Profondément attaché à l’idée qu’il se fait de la Maçonnerie depuis que l’amour des Cathédrales l’a conduit, au début des années 70, à frapper à la porte du Temple, notre Frère La Fidélité de Formia trace, vingt ans plus tard, le plan de construction de notre Loge.

 

Ce plan bénéficie de l’expérience acquise, à la fin des années 70, lors de la construction d’une première Loge, à l’Orient de Metz, sous le titre distinctif de Pierre Perrat à l’Etoile Flamboyante.

 

Cette Loge honore Pierre Perrat, Maître d’œuvre de la cathédrale de Metz, et le travail d’un éminent Maçon du XVIIIème siècle de cette même ville, le baron Théodore de Tschoudy.

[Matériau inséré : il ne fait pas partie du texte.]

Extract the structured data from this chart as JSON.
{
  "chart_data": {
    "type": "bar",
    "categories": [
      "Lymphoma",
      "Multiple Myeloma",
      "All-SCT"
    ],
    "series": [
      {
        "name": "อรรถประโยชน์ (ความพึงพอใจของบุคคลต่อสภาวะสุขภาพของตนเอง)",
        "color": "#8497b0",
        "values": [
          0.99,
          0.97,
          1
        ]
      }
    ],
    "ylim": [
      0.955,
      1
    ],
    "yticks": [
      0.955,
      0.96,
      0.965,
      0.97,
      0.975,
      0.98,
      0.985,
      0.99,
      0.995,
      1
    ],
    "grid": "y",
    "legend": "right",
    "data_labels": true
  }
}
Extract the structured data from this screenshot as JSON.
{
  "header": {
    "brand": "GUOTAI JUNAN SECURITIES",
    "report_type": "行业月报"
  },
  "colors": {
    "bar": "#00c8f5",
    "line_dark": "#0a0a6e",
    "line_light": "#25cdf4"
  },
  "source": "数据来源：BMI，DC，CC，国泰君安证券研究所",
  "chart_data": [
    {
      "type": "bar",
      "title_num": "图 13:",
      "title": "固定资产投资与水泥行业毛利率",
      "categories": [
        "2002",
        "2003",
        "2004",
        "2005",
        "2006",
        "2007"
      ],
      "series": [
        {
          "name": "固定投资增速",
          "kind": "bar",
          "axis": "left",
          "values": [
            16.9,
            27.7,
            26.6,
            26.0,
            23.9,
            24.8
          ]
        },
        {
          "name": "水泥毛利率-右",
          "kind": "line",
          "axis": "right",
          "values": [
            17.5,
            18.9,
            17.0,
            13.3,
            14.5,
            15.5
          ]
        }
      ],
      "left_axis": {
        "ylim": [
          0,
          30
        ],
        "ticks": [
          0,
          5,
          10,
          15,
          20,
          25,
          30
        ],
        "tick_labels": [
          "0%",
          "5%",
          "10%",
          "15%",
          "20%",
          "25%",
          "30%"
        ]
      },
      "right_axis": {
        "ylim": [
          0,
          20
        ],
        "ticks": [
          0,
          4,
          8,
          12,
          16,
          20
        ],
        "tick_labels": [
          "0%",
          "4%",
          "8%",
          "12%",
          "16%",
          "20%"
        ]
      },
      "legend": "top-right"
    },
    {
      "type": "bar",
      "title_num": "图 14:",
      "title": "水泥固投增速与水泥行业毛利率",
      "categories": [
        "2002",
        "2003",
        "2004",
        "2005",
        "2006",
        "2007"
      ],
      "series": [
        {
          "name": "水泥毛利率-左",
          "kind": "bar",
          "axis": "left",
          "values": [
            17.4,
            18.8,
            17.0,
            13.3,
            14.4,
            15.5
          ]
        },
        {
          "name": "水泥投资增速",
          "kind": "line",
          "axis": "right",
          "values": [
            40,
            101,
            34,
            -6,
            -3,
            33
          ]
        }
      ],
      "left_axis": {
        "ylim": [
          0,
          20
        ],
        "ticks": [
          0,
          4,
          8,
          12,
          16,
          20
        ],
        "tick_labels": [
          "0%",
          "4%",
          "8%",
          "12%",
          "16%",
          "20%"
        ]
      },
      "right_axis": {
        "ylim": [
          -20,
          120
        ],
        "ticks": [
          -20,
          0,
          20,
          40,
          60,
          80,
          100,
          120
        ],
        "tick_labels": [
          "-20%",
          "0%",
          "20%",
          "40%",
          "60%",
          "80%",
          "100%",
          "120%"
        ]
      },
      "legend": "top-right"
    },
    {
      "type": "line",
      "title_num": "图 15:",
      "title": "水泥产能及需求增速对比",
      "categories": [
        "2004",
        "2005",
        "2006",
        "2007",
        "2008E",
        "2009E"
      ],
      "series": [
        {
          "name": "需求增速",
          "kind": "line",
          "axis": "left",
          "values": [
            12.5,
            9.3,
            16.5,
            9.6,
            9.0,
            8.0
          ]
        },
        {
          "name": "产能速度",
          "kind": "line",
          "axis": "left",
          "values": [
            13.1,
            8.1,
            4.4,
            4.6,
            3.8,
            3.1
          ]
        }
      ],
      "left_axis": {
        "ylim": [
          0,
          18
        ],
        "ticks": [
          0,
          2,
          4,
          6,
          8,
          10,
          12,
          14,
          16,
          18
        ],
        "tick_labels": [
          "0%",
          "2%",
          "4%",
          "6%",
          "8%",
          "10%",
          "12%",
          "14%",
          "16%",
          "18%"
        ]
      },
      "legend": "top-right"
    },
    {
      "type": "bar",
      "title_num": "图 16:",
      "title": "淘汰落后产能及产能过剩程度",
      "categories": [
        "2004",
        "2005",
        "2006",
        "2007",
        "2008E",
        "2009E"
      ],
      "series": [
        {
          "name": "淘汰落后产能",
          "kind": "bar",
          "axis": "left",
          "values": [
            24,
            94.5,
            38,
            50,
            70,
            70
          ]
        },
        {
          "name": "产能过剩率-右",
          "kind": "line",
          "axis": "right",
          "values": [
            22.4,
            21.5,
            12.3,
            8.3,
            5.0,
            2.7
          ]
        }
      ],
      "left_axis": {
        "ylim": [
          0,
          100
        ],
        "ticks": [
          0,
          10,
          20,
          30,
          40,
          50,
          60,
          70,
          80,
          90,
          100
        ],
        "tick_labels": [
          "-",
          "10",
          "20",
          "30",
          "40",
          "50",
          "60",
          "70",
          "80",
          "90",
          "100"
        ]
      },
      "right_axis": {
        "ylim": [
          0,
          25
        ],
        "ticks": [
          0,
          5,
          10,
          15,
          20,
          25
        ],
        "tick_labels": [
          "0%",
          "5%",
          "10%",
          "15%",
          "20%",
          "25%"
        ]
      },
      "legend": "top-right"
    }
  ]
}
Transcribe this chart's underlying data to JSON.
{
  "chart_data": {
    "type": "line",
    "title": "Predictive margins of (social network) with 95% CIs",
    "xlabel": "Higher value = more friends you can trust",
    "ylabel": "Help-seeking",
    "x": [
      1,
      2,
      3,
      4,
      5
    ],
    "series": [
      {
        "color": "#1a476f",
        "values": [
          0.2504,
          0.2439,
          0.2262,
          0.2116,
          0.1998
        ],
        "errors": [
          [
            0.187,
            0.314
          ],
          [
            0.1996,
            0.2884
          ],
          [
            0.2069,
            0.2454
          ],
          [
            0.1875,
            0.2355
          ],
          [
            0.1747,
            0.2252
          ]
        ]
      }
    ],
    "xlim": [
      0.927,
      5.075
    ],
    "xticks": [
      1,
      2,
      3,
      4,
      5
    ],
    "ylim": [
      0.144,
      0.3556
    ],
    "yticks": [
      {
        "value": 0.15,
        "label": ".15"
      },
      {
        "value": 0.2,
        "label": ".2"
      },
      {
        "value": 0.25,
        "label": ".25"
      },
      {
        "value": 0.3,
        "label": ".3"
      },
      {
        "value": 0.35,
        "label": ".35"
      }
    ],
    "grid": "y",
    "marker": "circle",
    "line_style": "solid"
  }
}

Le sceau de cette première Loge reprend la figure de l’homme barbu à l’étoile à cinq branches du carnet de Maître Villard de Honnecourt.

 

Une « première » au Grand Orient de France, le rite choisi est le Rite Français Moderne Rétabli.

 

Ce rite est découvert par le Frère la Fidélité de Formia au cours de ses très nombreux voyages d’Apprenti et de Compagnon, à l’Orient de Nancy dans la Respectable Loge Jacques Callot. Cette dernière l’avait reçu d’une Loge de Besançon, la Respectable Loge Sincérité, Parfaite Union et Constante Amitié Réunies, fondée en 1764… qui l’avait elle-même reçu d’une Loge parisienne, la Respectable Loge du Devoir et de la Raison.

 

Finalement, c’est la Respectable Loge Sine Cera, à l’Orient de Troyes, qui lui fait connaître, dans sa totalité, ce Rite Français Moderne Rétabli dont le réveil répond, à l’époque, aux aspirations des Frères qui ne se retrouvent pas dans le « dépouillement » du Rite Groussier, Rite officiel pratiqué par une très grande majorité de Loges du Grand Orient de France.

 

A l’usage, ces nouveaux rituels se révèlent parfois touffus du fait d’apports divers des autres branches de la Maçonnerie. Un élagage devient vite indispensable.

 

L’ébauche conjointe d’une version « opérative » consiste en l’adoption d’un Nom Compagnonnique (Le Frère La Fidélité de Formia donne l’exemple) et les Compagnons de la Loge reçoivent le Devoir de cheminer sur les pas de Maître Pierre Perrat, non seulement à l’Orient de Metz, mais aussi à ceux de Toul et de Verdun où il a également œuvré.

 

Grâce à la réunion de 14 Maçons issus des six Loges du Grand Orient de France de l’Orient de Metz, de La Loge La Régénération à l’Orient de Bar le Duc, et de la Loge François Rabelais à l’Orient de Saint Avold, un chantier de construction est ouvert à la Saint Jean d’Eté 1991.

 

L’Oeuvre se concrétise le 7 novembre 1993, veille de la fête des Quatre Couronnés, par l’Installation solennelle de la Respectable Loge de Saint Jean, construite à l’Orient de Metz, sous le titre distinctif de Maître Villard de Honnecourt.

 

Ces trois fois neuf mois sont jalonnés de 15 Chantiers-Tenues et de 5 Tenues en Loge Provisoire. De ces longs et fructueux travaux préliminaires est née une Règle qui, en 35 articles rattache la nouvelle Loge à la Maçonnerie Opérative, en proclamant solennellement dans son préambule « sa filiation spirituelle à la Fraternité Initiatique et Opérative des Maîtres d’Oeuvre et Bâtisseurs de cathédrales » (voir la rubrique « La Règle »).

 

 

La Respectable Loge de Saint Jean Maître Villard de Honnecourt a fêté tout dernièrement ses dix ans d’existence. Sa Règle est toujours en vigueur et fidèlement appliquée.

 

Le Rite adopté, également appelé Rite Français Traditionnel, dans sa version opérative tracée de la main de notre Frère La Fidélité de Formia, est apprécié également par les Frères et les Sœurs visiteurs.

 

Une Loge parisienne, la Respectable Loge Enfants de Noé, vient de le choisir pour conduire ses Travaux.

 

La présence à l’Orient de notre Mère en Devoir, la Sœur La Confiance de Nancy, et les Chefs-d’Oeuvre de nos Compagnons témoignent de la réalité profonde de notre cheminement maçonnique opératif.